ForumPiscine 2026: the second national report on energy consumption of swimming facilities

The presentation of the document saw the participation of Marco Sublimi, consultant for the management of public and private swimming facilities and member of the Scientific Committee of ForumPiscine, Dario Di Santo, director of FIRE, and Luca Bosi, president of CoNGePi.

Created by  FIRE – Federazione Italiana per l’uso Razionale dell’Energia – in collaboration with CoNGePi – Confederazione Nazionale Gestori Piscine -, the second Rapporto Nazionale sul consumo energetico negli impianti natatori was presented in the frame of the first day of ForumPiscine 2026, part of XLeisure. Drawn up on the basis of data collected in the final months of 2025 on a sample of the national network of public swimming pool managers predominantly affiliated with CoNGePi (less numerous but more comprehensive compared to the previous edition), the study positions itself as a key tool to guide sector players in evaluations, plant choices and support measures, identifying investment opportunities oriented towards more efficient and carbon neutral facilities.

The evergreen issue of the energy bills

The document’s data confirm the critical phase experienced by the Italian swimming pool sector. The most burdensome expense item remains energy: even if the extreme increases of the post-pandemic period are a memory, electricity and gas bills continue to weigh on accounts, reducing the plafond for investments and forcing managers into constant maintenance operations on often dated facilities. The survey highlights how the sector is therefore caught between management expenses in continuous growth – from energy costs to those for personnel and maintenance – and revenues that remain substantially unchanged. This mechanism has progressively eroded the profit margins of facilities, today reduced to minimal terms.

Particularly delicate is the condition of public swimming pools in concession, where a scarce participation of the local owners in renovation projects is detected, with negative consequences on operational efficiency and on the appeal of the structures. Nevertheless, many operators continue to invest in their properties (even in concession) focusing on energy efficiency, environmental sustainability, safety standards and service quality. However, what slows down these efforts is the scarcity of economic resources: more than 40% of facility managers, in fact, identify in the lack of liquidity the main brake on modernization interventions, since the available incentives manage to compensate only partially for this gap.

Cost reduction

But how to cut costs? The report indicates that targeted interventions on energy and water efficiency, flanked by digital transformation processes, could really impact the reduction of expenses, allowing to redirect resources towards the main activities. Yet the degree of digitalization in the sector remains still low: between 2023 and 2025, only 8% of managers initiated similar projects.
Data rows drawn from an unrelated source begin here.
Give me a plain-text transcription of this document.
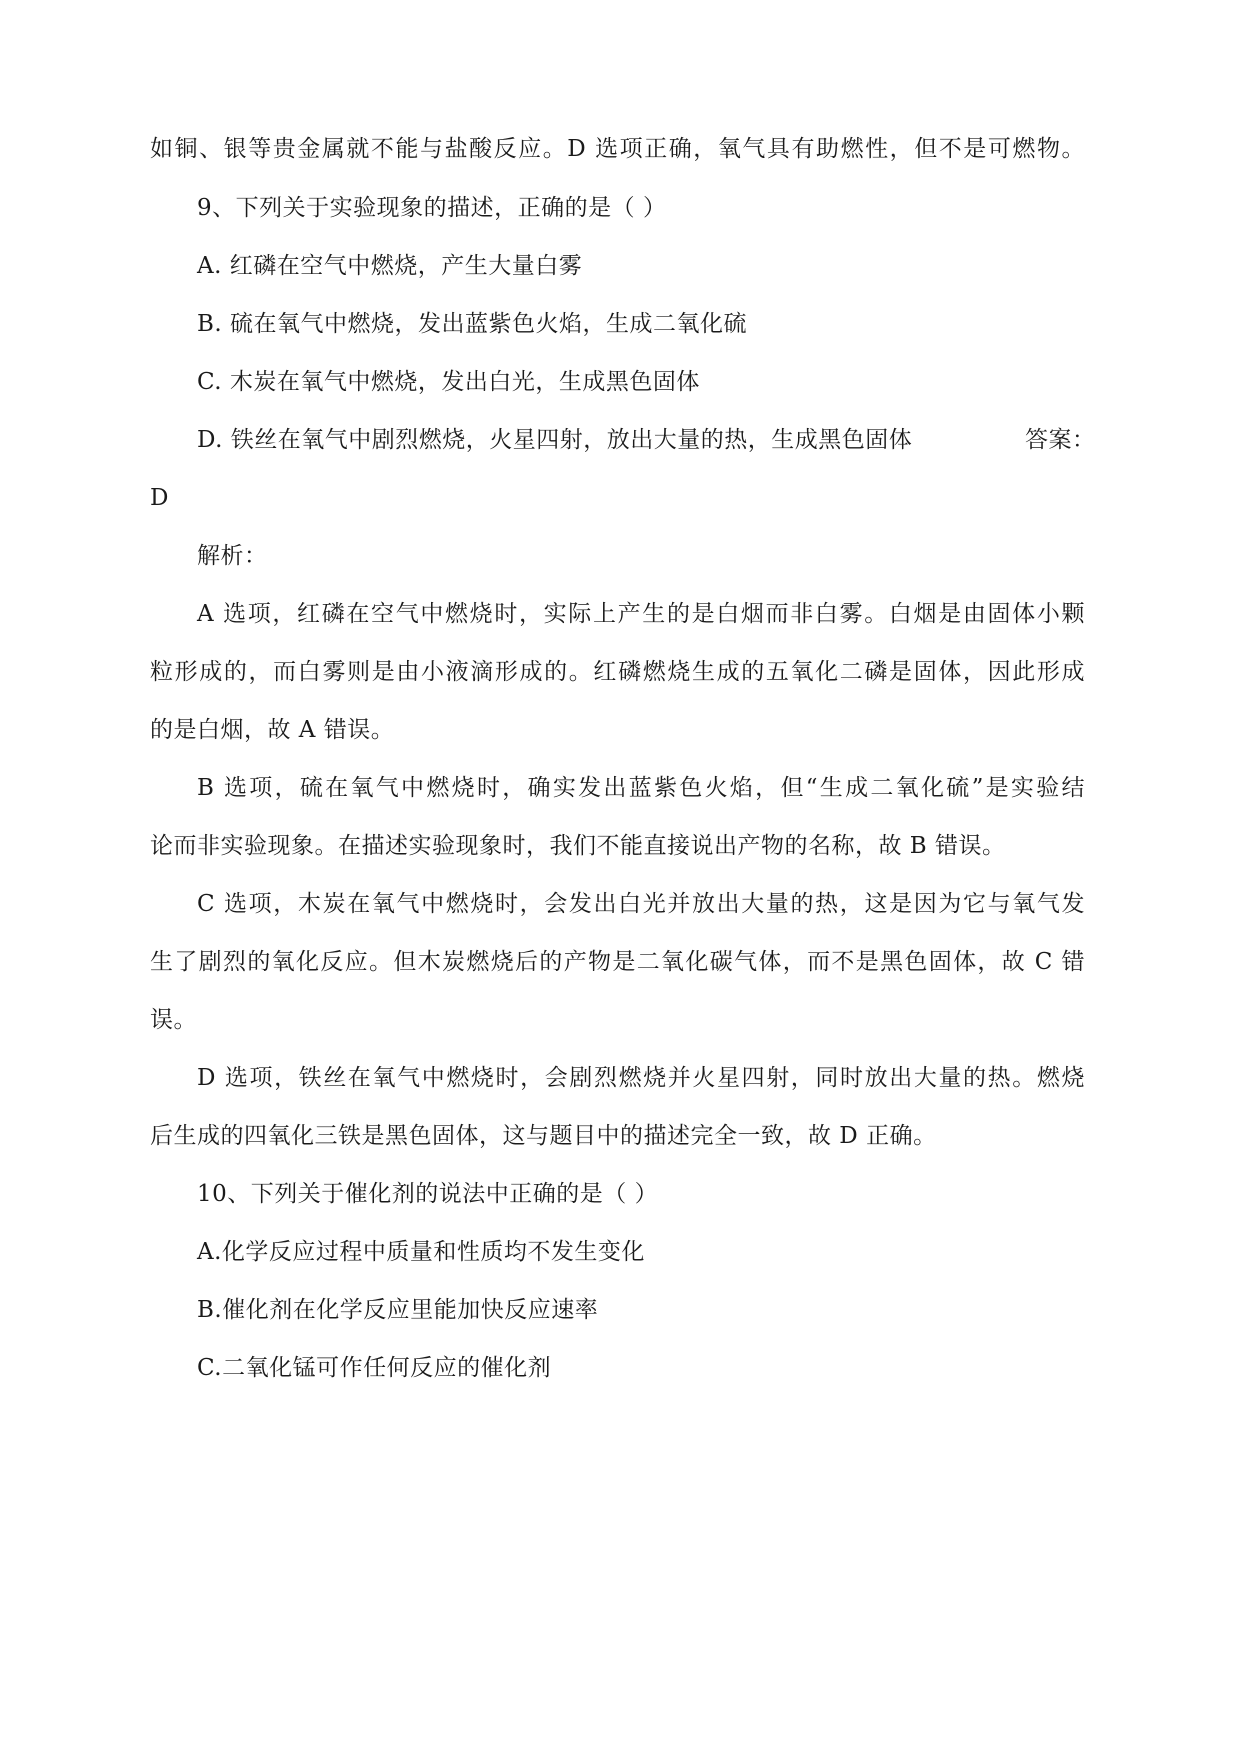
如铜、银等贵金属就不能与盐酸反应。D 选项正确，氧气具有助燃性，但不是可燃物。
9、下列关于实验现象的描述，正确的是（ ）
A. 红磷在空气中燃烧，产生大量白雾
B. 硫在氧气中燃烧，发出蓝紫色火焰，生成二氧化硫
C. 木炭在氧气中燃烧，发出白光，生成黑色固体
D. 铁丝在氧气中剧烈燃烧，火星四射，放出大量的热，生成黑色固体	答案：
D
解析：
A 选项，红磷在空气中燃烧时，实际上产生的是白烟而非白雾。白烟是由固体小颗
粒形成的，而白雾则是由小液滴形成的。红磷燃烧生成的五氧化二磷是固体，因此形成
的是白烟，故 A 错误。
B 选项，硫在氧气中燃烧时，确实发出蓝紫色火焰，但“生成二氧化硫”是实验结
论而非实验现象。在描述实验现象时，我们不能直接说出产物的名称，故 B 错误。
C 选项，木炭在氧气中燃烧时，会发出白光并放出大量的热，这是因为它与氧气发
生了剧烈的氧化反应。但木炭燃烧后的产物是二氧化碳气体，而不是黑色固体，故 C 错
误。
D 选项，铁丝在氧气中燃烧时，会剧烈燃烧并火星四射，同时放出大量的热。燃烧
后生成的四氧化三铁是黑色固体，这与题目中的描述完全一致，故 D 正确。
10、下列关于催化剂的说法中正确的是（ ）
A.化学反应过程中质量和性质均不发生变化
B.催化剂在化学反应里能加快反应速率
C.二氧化锰可作任何反应的催化剂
In this scenario, the tools most appreciated by operators – such as energy services, EPC contracts, municipal incentives and tax reliefs – configure themselves as fundamental levers to break down financial obstacles and uncertainty on real economic benefits. According to Dario Di Santo, director of FIRE, investing in energy and water requalification is not only a necessity, but a strategic opportunity to strengthen the economic sustainability of structures and accompany their future evolution.

The rising importance of age

Finally, a reflection of demographic nature: the data highlight that to economic difficulties is added the aging of the population, imposing a redesign of swimming facilities and an expansion of the service offering, in order to intercept the new needs of users.

Professional technician installing a modern dark grey French-branded heat pump on a residential wall with a swimming pool background.